Banyak faktor yang mendorong pasien penderita hipertensi untuk tidak
patuh dan disiplin dalam meminum obatnya sehingga penyakit pasien tersebut
tidak terkontrol dengan baik. Faktor tersebut antara lain :
1). Pengalaman pengguna obat terhadap efek samping dan kenyamanan
obat. Beberapa efek samping terkadang dirasa cukup mengganggu sehingga
mengakibatkan keengganan mengkonsumsi obat tersebut. Efek samping yang
biasanya dirasakan oleh penderita hipertensi disaat setelah meminum obatnya
seperti hidung mampat dan mulut kering, jantung berdebar-debar, rasa letih dan
lesu, gangguan lambung dan usus (mual, diare), gangguan penglihatan, kadang
impotensi. Sedangkan kenyamanan menggunakan obat berhubungan dengan
bentuk, rasa, dan kemudahan memakainya.
2). Pengalaman pasien terhadap kemanjuran obat atau tingkat kesembuhan
yang telah dicapai. Semua konsumen obat berharap bahwa obat yang digunakan
akan secepatnya dapat dirasakan manfaat dan kemanjurannya. Obat-obat yang
dirasakan lambat atau tidak memberikan efek, akan mendorong mereka tidak lagi
merasakan membutuhkan obat tersebut.

Universitas Sumatera Utara

3). Komunikasi antara pasien dengan dokter atau apoteker. Komunikasi yang
baik bisa memperjelas informasi mengenai penyakit maupun obatnya dan
sekaligus memberikan motivasi untuk menaati penggunaan obat yang benar, dan
akan terjadi sebaliknya jika komunikasi berjalan buruk.
4). Pengaruh teman atau keluarga akan memberikan sikap yang positif atau
negatif bagi pengguna obat.

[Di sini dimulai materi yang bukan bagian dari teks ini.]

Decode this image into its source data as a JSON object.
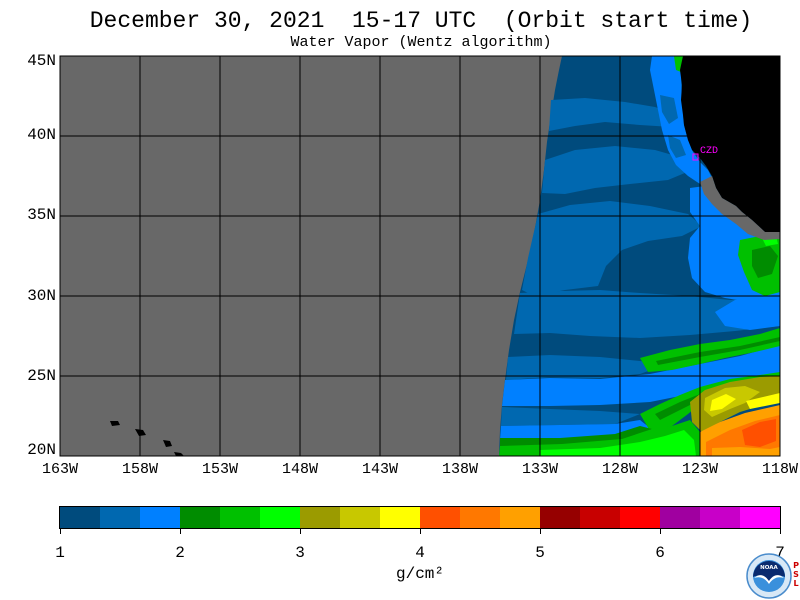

Sikap orang yang dekat ini akan memiliki arti yang
besar terhadap kepatuhannya dalam menggunakan obat.
5). Faktor ekonomi. Kepatuhan menggunakan obat kadang dirasakan sebagai
sebuah pemborosan atau sangat membebani secara ekonomi, sehingga pasien
hanya membeli sebahagian obat saja dari yang seharusnya.
6). Kepercayaan/persepsi pasien terhadap penyakit dan pengobatannya.
Yaitu besarnya harapan untuk sembuh dari sakit dan kepercayaan bahwa obat
yang digunakannya akan memberikan kesembuhan. Orang-orang yang telah putus
asa terhadap kesembuhan penyakitnya atau terhadap obat yang ia gunakan, akan
lebih sulit bersikap patuh, begitu pula sebaliknya.
7). Faktor kebosanan dalam menggunakan obat terus-menerus akibat
lamanya pasien tersebut telah menderita penyakit hipertensi. Pengobatan
jangka panjang yang berlangsung bertahun-tahun atau bahkan seumur hidup,
mungkin akan membuat pasien merasa bosan sehingga tidak mempedulikan lagi
aturan yang benar.
Ketidakpatuhan pasien dalam menggunakan obatnya akan mengakibatkan
kesalahan-kesalahan dalam melaksanakan aturan yang benar. Kesalahankesalahan tersebut antara lain :
1). Kelebihan dosis (Overdosis)
a. Menggunakan obat lebih dari dosis yang dianjurkan untuk satu kali pakai.
b. Menggunakan obat lebih dari aturan yang telah dianjurkan untuk satu hari
pakai.
c. Menggunakan obat tidak mengikuti aturan waktu yang telah ditetapkan.
2). Kurangnya dosis (underdosis)
a. Menggunakan obat kurang dari jumlah yang dianjurkan untuk sekali pakai.
b. Mengabaikan satu/lebih dosis.
c. Menghentikan pemakaian sebelum waktunya.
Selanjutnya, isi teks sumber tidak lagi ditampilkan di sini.